Ralaniten

Clinical data
- Other names: EPI-002
- Drug class: Nonsteroidal antiandrogen

Identifiers
- IUPAC name (2R)-3-[4-[2-[4-[(2S)-3-Chloro-2-hydroxypropoxy]phenyl]propan-2-yl]phenoxy]propane-1,2-diol;
- CAS Number: 1203490-23-6;
- PubChem CID: 45107537;
- ChemSpider: 58827834;
- UNII: WC830G6O4X;
- KEGG: D11184;

Chemical and physical data
- Formula: C_{21}H_{27}ClO_{5}
- Molar mass: 394.89 g·mol^{−1}
- 3D model (JSmol): Interactive image;
- SMILES CC(C)(C1=CC=C(C=C1)OC[C@@H](CO)O)C2=CC=C(C=C2)OC[C@@H](CCl)O;
- InChI InChI=1S/C21H27ClO5/c1-21(2,15-3-7-19(8-4-15)26-13-17(24)11-22)16-5-9-20(10-6-16)27-14-18(25)12-23/h3-10,17-18,23-25H,11-14H2,1-2H3/t17-,18-/m1/s1; Key:HDTYUHNZRYZEEB-QZTJIDSGSA-N;

= Ralaniten =

Chemical compound

Ralaniten (developmental code name EPI-002) is an N-terminal domain antiandrogen which was never marketed.
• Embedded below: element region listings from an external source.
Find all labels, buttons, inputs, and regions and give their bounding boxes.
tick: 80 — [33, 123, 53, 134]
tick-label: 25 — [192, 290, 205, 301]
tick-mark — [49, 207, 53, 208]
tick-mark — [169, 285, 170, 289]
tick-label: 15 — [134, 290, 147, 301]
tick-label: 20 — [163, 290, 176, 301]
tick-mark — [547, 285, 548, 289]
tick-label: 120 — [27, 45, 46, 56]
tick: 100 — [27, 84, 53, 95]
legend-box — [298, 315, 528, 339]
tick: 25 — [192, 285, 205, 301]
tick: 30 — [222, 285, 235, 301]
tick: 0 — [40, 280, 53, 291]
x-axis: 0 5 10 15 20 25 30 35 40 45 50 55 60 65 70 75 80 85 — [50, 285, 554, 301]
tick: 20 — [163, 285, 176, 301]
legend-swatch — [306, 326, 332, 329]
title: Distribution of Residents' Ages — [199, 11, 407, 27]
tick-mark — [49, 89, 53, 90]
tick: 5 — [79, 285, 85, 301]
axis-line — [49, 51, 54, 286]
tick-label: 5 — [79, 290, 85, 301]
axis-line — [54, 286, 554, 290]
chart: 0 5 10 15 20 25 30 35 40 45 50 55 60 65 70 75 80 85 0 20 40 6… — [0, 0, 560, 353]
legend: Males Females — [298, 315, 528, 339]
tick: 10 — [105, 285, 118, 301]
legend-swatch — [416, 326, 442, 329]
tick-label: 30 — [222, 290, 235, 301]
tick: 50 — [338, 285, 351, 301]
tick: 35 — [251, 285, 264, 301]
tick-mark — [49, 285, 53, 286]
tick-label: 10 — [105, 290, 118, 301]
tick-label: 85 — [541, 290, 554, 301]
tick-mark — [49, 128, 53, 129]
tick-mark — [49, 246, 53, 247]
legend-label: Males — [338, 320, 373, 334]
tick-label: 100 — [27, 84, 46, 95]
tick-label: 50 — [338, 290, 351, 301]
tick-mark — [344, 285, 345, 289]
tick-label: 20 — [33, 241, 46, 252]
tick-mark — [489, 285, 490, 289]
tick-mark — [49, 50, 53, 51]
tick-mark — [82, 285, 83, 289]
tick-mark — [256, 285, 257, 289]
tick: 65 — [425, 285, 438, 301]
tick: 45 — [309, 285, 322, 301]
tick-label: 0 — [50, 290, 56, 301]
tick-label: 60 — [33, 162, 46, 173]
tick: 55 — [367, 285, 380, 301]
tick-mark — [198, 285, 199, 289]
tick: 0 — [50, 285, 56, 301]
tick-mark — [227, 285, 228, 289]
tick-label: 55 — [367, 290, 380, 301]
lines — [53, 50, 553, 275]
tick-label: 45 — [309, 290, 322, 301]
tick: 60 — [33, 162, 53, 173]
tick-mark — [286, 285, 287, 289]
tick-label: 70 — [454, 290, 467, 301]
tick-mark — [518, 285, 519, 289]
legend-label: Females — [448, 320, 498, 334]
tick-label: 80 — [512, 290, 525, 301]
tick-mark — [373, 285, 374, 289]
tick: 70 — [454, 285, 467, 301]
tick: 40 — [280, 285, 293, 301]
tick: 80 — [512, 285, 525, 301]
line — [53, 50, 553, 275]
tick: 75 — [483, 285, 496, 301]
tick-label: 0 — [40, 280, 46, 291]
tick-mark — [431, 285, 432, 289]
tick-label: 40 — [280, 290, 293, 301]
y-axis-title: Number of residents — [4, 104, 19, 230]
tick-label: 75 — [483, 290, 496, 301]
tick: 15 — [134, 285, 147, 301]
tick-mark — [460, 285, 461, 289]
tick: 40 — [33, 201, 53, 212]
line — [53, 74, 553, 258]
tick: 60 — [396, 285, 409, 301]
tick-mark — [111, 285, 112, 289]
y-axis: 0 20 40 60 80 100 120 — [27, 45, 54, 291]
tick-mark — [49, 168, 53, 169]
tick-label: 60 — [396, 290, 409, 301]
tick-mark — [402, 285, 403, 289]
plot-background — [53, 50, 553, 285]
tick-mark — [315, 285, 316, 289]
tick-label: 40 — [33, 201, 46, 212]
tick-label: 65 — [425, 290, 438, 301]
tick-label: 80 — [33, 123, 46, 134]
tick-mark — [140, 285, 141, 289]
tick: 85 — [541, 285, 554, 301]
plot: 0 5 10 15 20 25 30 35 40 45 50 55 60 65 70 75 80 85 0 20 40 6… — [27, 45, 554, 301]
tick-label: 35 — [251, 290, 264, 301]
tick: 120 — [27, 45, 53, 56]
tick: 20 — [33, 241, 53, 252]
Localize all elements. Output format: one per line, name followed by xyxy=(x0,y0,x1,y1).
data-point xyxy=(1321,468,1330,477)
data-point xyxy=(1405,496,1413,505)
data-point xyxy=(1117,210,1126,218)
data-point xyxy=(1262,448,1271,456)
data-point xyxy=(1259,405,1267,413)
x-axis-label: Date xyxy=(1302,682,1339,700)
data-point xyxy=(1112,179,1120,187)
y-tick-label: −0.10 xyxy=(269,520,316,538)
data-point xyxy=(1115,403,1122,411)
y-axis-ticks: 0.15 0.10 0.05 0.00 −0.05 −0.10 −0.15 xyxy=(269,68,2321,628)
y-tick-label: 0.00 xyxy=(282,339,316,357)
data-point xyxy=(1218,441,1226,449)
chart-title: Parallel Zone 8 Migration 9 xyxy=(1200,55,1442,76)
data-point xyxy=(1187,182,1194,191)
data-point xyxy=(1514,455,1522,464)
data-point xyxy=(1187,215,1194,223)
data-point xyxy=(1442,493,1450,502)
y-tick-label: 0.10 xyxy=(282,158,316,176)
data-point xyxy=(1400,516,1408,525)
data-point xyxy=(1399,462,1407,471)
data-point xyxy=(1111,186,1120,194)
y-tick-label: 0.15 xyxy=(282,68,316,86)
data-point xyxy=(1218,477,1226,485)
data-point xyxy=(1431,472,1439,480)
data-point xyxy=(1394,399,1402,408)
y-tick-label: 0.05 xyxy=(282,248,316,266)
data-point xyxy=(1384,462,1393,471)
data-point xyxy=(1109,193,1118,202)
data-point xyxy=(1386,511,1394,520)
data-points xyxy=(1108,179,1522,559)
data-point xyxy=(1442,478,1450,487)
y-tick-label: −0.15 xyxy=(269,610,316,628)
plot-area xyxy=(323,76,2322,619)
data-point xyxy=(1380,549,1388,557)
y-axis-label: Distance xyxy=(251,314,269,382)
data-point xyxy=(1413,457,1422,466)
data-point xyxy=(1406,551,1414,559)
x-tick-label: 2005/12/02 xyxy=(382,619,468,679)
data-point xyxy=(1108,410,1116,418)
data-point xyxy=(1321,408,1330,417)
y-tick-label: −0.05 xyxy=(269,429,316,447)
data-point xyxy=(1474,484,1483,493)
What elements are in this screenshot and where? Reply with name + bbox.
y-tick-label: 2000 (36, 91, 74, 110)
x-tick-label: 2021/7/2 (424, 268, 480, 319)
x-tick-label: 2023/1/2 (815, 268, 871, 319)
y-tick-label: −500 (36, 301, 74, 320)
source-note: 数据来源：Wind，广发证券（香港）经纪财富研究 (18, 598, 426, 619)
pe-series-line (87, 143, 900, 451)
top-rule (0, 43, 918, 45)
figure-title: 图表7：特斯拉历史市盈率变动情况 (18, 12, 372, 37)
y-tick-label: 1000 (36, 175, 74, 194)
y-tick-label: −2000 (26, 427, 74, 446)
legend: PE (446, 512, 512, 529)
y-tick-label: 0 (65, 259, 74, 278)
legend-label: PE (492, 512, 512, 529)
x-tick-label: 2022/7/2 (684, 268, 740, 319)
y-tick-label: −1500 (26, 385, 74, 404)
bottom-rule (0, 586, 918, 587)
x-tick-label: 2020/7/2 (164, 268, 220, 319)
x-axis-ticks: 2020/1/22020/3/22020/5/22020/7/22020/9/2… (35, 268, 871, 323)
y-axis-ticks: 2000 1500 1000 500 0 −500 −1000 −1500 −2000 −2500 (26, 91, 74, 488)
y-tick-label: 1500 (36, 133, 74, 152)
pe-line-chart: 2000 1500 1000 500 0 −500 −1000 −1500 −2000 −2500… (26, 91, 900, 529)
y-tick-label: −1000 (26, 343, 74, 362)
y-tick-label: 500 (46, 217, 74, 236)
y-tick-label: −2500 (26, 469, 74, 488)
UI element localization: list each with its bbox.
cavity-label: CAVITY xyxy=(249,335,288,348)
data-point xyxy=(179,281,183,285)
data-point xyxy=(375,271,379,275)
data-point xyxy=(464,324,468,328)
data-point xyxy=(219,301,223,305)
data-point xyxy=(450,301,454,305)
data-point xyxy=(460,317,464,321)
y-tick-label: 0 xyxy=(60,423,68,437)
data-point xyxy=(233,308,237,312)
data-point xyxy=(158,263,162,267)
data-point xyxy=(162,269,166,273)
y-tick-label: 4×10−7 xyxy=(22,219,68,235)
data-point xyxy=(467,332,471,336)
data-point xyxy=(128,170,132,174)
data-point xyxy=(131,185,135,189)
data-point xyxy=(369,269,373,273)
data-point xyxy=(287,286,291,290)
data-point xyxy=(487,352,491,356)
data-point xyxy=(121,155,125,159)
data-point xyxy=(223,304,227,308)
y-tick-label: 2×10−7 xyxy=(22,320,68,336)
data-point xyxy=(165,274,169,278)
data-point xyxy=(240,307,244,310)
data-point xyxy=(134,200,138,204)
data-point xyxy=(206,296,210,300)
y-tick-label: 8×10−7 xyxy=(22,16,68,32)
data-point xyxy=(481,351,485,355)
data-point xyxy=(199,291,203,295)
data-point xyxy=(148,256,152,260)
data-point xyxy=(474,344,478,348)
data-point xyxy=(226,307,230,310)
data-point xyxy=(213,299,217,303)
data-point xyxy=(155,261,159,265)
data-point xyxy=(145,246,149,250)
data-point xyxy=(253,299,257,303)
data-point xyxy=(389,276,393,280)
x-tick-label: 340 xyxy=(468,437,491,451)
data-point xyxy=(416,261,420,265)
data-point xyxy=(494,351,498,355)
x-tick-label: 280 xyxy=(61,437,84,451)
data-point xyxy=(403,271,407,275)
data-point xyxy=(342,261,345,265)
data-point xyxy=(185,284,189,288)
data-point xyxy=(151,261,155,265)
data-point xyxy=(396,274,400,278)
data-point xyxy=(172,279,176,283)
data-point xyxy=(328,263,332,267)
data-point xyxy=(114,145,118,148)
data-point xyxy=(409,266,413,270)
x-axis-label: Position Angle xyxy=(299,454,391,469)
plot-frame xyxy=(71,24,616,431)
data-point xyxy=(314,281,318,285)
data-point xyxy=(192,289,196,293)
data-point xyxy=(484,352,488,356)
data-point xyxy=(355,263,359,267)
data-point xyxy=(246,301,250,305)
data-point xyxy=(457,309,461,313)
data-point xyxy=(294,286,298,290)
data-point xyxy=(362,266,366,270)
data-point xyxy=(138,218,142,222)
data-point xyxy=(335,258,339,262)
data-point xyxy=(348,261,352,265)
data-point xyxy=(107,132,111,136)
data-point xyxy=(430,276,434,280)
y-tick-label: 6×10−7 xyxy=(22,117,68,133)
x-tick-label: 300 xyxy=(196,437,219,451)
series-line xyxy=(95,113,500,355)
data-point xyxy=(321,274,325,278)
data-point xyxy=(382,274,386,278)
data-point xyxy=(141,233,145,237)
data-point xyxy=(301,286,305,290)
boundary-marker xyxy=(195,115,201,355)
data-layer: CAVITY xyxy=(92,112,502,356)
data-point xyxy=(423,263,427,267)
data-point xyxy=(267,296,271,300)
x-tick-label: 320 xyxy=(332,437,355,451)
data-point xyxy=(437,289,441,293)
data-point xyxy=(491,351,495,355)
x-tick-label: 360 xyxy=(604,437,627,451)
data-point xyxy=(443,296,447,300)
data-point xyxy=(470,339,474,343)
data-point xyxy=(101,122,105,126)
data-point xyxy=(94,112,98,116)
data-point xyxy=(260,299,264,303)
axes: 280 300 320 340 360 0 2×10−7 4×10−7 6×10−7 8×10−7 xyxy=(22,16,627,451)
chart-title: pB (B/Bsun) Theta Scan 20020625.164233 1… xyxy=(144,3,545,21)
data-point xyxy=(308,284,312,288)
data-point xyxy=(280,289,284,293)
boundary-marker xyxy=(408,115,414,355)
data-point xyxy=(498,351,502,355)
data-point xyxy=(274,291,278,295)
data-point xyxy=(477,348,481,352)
It was codiscovered by Dr. Marianne D Sadar and Dr. Raymond J Andersen. It is a derivative of bisphenol A and one of the four stereoisomers of EPI-001. It comprises a new pharmacological class recognized by United States Adopted Names (USAN) Council called antigens which are defined as a drug designed to bind to the androgen receptor N-terminal domain. A prodrug of ralaniten, ralaniten acetate (EPI-506), was under development for the treatment of prostate cancer.